In that case, with good enough accuracy, the Hours will clearly be better than the Grey Sleeper for the purpose of ensuring that a disabling status effect granting crit is active as the paralysis, while having a very decent duration, only happens on 10% of hit and crits, i.e. 10% of the attacks that don't result in gazes and misses, while the prone effect will occur on 100% of crits, and a with decent accuracy and the relevant hit->crit talent, considerably more than 10% of a rogue's attacks will be crits.

 

So for an endgame weapon, a highly enchanted Hours of St.

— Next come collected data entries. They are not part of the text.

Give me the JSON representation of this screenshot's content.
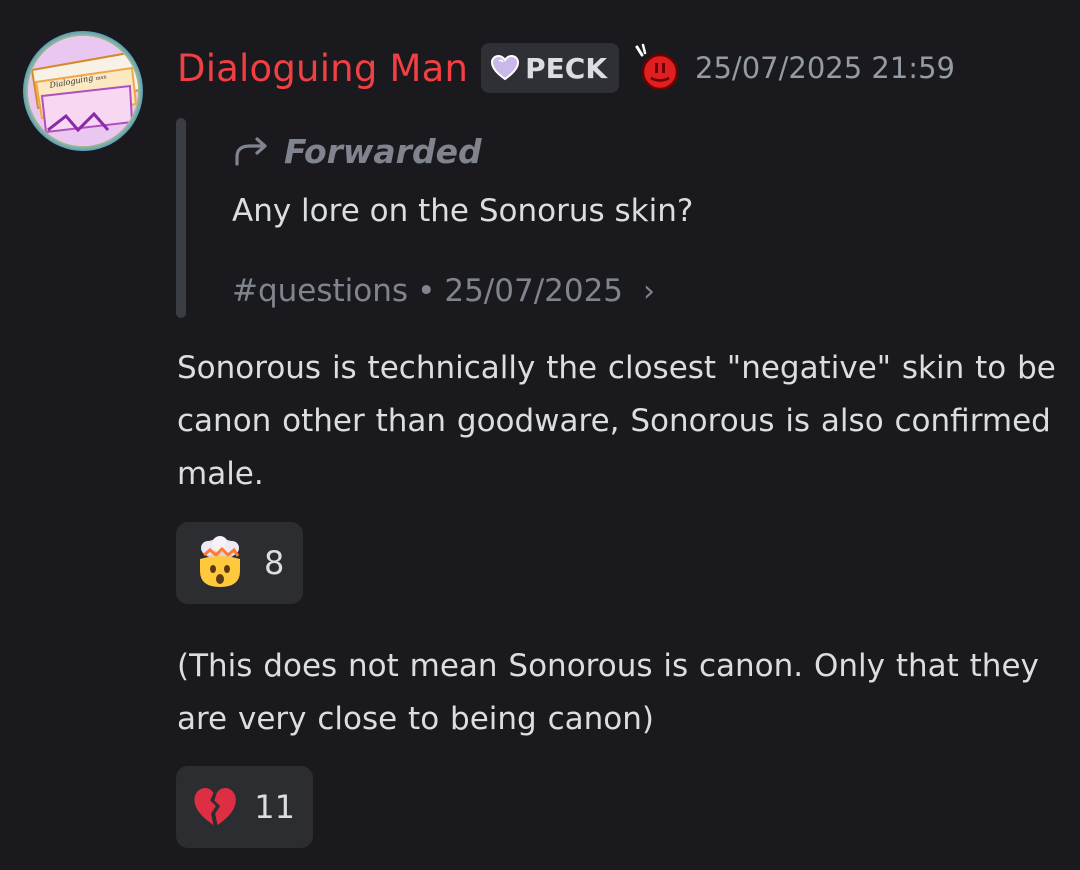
{
  "message": {
    "author": {
      "name": "Dialoguing Man",
      "name_color": "#f23f43",
      "avatar_icon": "avatar-image",
      "tag": {
        "icon": "heart-icon",
        "label": "PECK"
      },
      "role_icon": "red-angry-face-icon"
    },
    "timestamp": "25/07/2025 21:59",
    "forwarded": {
      "label": "Forwarded",
      "icon": "forward-arrow-icon",
      "text": "Any lore on the Sonorus skin?",
      "channel": "#questions",
      "separator": "•",
      "date": "25/07/2025",
      "chevron": "›"
    },
    "content": [
      {
        "text": "Sonorous is technically the closest \"negative\" skin to be canon other than goodware, Sonorous is also confirmed male.",
        "reaction": {
          "emoji": "exploding-head-emoji",
          "count": "8"
        }
      },
      {
        "text": "(This does not mean Sonorous is canon. Only that they are very close to being canon)",
        "reaction": {
          "emoji": "broken-heart-emoji",
          "count": "11"
        }
      }
    ]
  },
  "colors": {
    "background": "#1a1a1e",
    "text": "#dbdee1",
    "muted": "#949ba4",
    "reaction_bg": "#2b2d31"
  }
}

Rumbalt will beat the snot out of the Grey Sleeper for the purpose of maintaining the target disabled and dealing high single target damage. (On anything not immune to prone).

 

The Grey Sleeper's comparative advantage then, is that it is a weapon you can pick up at levels 6-9 depending on the difficulty level you are playing on, requiring you to fight 4-5 tough encounters in White March's Longfalls and then spending 10 minutes visiting some already cleared locations in the main game to turn it into a superb weapon, whereas the Hours can't be made superb until level 12. (But then, the Grey Sleeper can't be White Forge enchanted...)

 

Of course the Grey Sleeper also has those nice 5% undead summons and 5% twin stones AOE, and there is that awesome thrice-per-rest -60% attack speed, -2.5 move speed for 15s FoeAOE debuff, but I guess that if one is to run 2H Rogue as a main, the Hours is where it is at.

 

(Or specialize in Great Sword and use the Hours as primary weapon and Grey Sleeper when it makes sense - assuming there's no other in the party that needs that Estoc).

Edited by pi2repsion

When I said death before dishonour, I meant it alphabetically.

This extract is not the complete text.